Une prestation de serment qui intervient alors que l'institution est traversée par une crise née du renouvellement de ses membres. D'abord, il y a eu le rejet de la désignation du Sao Naaba (représentant de la chefferie coutumière) par le Chef de file de l'opposition politique au motif que ce serait un militant avéré du parti au pouvoir. Et Eddie Komboïgo et ses troupes n'en démordent pas. L'élection d'ailleurs du président et du vice-président de l'institution, qui devait avoir lieu le 16 juillet dernier, n'a pas eu lieu.

C'est à se demander donc quand cette situation va se dénouer, surtout si les cinq représentants de l'opposition continuent de pratiquer la politique de la chaise vide.
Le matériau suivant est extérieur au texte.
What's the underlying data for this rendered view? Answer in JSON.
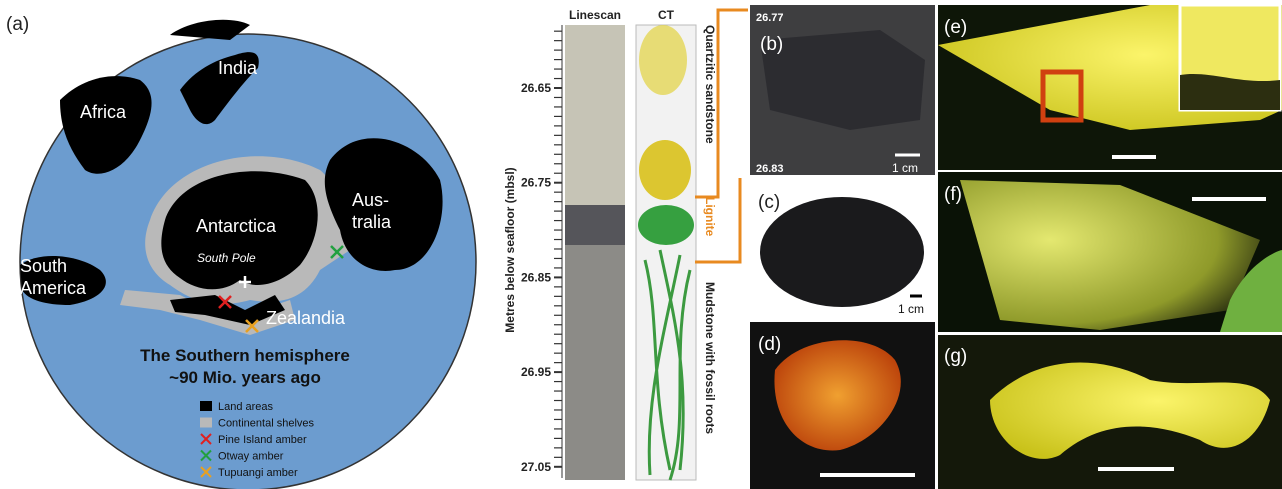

Et comme si cela ne suffisait pas, voilà que la Fédération des associations islamiques du Burkina (FAIB) décide, par une correspondance adressée au ministère de l'Administration territoriale, de retirer sa confiance à celui-là même qu'elle avait désigné préalablement, à savoir Newton Ahmed Barry, remplacé par Adama Kafando. C'est un petit séisme politique qui intervient avec cette décision de la FAIB qui dit tirer les conséquences de la polémique qui a entouré le renouvellement de la présidence de la CENI.

Comme on le sait, c'est sous la candidature de la communauté musulmane que Newton Ahmed Barry avait été élu en 2016 pour présider aux destinées de l'institution chargée de l'organisation des élections au Burkina Faso. Sans doute dans l'espoir de rebeloter, car on imagine que s'il avait de nouveau sollicité l'onction de la Oumma, ce n'était pas pour être rétrogradé comme simple commissaire mais pour conserver son fauteuil.

Finalement, les choses ne se sont pas passées comme il le souhaitait et c'est quelque part un désaveu cinglant pour celui qui n'aura pas eu un mandat de tout repos. On se rappelle que dès le début de son mandat, il a eu maille à partir avec certains commissaires, ce qui met en doute la transparence de sa gestion. Bref, c'était un mandat tumultueux et il souhaitait certainement cinq nouvelles années pour véritablement marquer de son empreinte cette institution.

A présent, la question se pose de savoir quelles sont les raisons profondes de ce désaveu de la FAIB. Newton Ahmed Barry a-t-il été sacrifié sur l'autel de certains enjeux ou a-t-il jeté l'éponge, pressentant qu'il n'aurait pas le soutien nécessaire pour rebeloter et n'ayant pas voulu de ce qu'on peut considérer comme une humiliation ? Toujours est-il que ce sont certainement des pressions multiformes et des tractations souterraines qui ont abouti à la décision de la Fédération.

En réalité, certains pontes du pouvoir et même au-delà ne cachent pas la volonté de débarquer l'ancien journaliste, accusé à tort ou à raison de tous les péchés de la CENI. Finalement, ses adversaires ont eu raison de lui, même s'il faudra bien plus que l'éviction de celui qui est qualifié dans certains milieux de « dur à cuir » pour ramener la sérénité au sein de la CENI. Ne l'oublions pas, la guerre de Sao, si on peut l'appeler ainsi, est toujours pendante et tant que les commissaires de l'opposition boycotteront l'institution, celle-ci ne sera pas en ordre de marche.

Il faut donc espérer que les différents protagonistes parviendront à trouver un terrain d'entente minimum, un modus operandi, pour qu'une crise profonde et durable ne mine pas dès maintenant cette institution.